In this case study, the wearing modality was changed as SEALs had occurred during EW and the patient had successfully worn the same lens type on a DW basis for the previous 4 years. If SEALs reoccurred, a new lens type with a slightly lower modulus and/or better surface wettability would have been selected.  Should the fit not have been ideal, changing the lens design such as the base curve or lens type may have also been an option. Recent material modulus and design modifications and expansion of the base curve of Balafilcon A lenses have allowed a wider selection of lenses which give practitioners more options to manage this complication.

Discussion and Conclusion:
Since the introduction of first generation silicone hydrogels in 1999 [4], SEALs have reemerged as a typical  contact lens related adverse event.

Risk factors which pre-disposed this patient to develop SEALs may have been her relatively steep corneal curvatures [1], thicker contact lens periphery [5] from the higher prescription and her wear of a higher modulus [1] contact lens.

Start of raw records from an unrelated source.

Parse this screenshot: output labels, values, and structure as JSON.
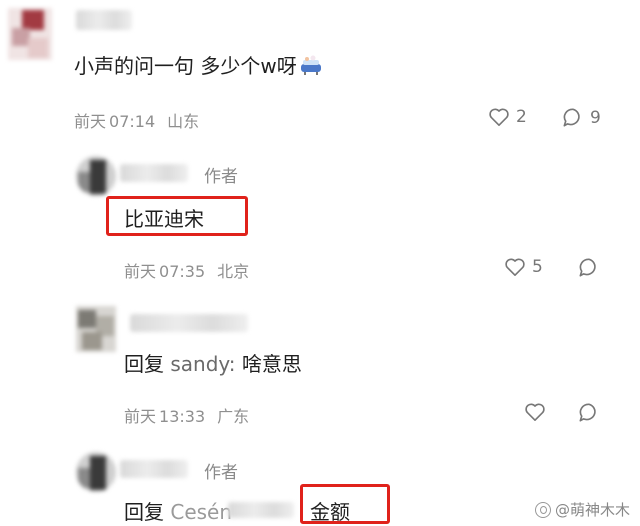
{
  "comments": [
    {
      "text": "小声的问一句 多少个w呀",
      "emoji": "bathtub-emoji",
      "date": "前天",
      "time": "07:14",
      "location": "山东",
      "likes": "2",
      "replies": "9"
    },
    {
      "author_tag": "作者",
      "text": "比亚迪宋",
      "date": "前天",
      "time": "07:35",
      "location": "北京",
      "likes": "5"
    },
    {
      "reply_prefix": "回复",
      "reply_to": "sandy:",
      "text": "啥意思",
      "date": "前天",
      "time": "13:33",
      "location": "广东"
    },
    {
      "author_tag": "作者",
      "reply_prefix": "回复",
      "reply_to": "Cesén",
      "text": "金额"
    }
  ],
  "watermark": "@萌神木木",
  "colors": {
    "highlight": "#e0221b",
    "meta": "#8f8f8f"
  }
}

Despite this she had minimal deposition [6] on her contact lenses, good wettability and optimal tightness [7] of the contact lenses upon fitting and during follow-up visits.

One  hypothesis that has been proposed [8] to explain the occurrence of SEALs is that inadequate lens flexure in the superior corneal region, when combined with eyelid forces, squeezes out the post-lens tear film. This increases the frictional interaction between  the  cornea and lens surface,  causing a lifting of epithelial cells that gives  the classic appearance of SEALs [8].

In the present case, overnight wear may be the reason for the reduction in the thickness of the post-lens tear film. Thus, reverting to the original lens wearing modality effectively eliminated this complication. If a change in wearing schedule had not been effective, the expanded silicone hydrogel range that has become available over the past decade would have made it possible to select another material as an alternative means of preventing the reoccurrence of SEALs.

  1. Young G, Mirejovsky D. A hypothesis for the aetiology of soft contact lens-induced superior arcuate keratopathy. ICLC 1993; 20: 177-180.
  2. Malinovsky V, Pole J, Pence N, Howard D. Epithelial splits of the superior cornea in hydrogel contact lens patients. ICLC 1989; 16: 252-255.
  3. Dumbleton K. Noninflammatory silicone hydrogel contact lens complications. Eye Contact Lens 2003; 29: S186-189; discussion S190-181, S192-184.
  4. Woods CA, Morgan PB. Use of silicone hydrogel contact lenses by Australian optometrists. Clin Exp Optom 2004; 87: 19-23.
  5. Horowitz GS, Lin J, Chew HC. An unusual corneal complication of soft contact lens. Am J Ophthalmol 1985; 100: 794-797.
  6. O'Hare N, Naduvilath T, Sweeney DF, Holden BA. A clinical comparision of limbal and paralimbal superior epithelial arcuate lesions (SEALs) in high Dk EW. Invest Ophthal Vis Sci 2001; 42: s595.
  7. O'Hare N, Stapleton F, Naduvilath T, Jalbert I, Sweeney DF, Holden BA. Contact lens - ocular surface interaction in superior epithelial arcuate lesions (SEALS). Cornea 2000; 19: s110.
  8. Holden BA, Stephenson A, Stretton S, Sankaridurg PR, O'Hare N, Jalbert I, Sweeney DF. Superior epithelial arcuate lesions with soft contact lens wear. Optom Vis Sci 2001; 78: 9-12.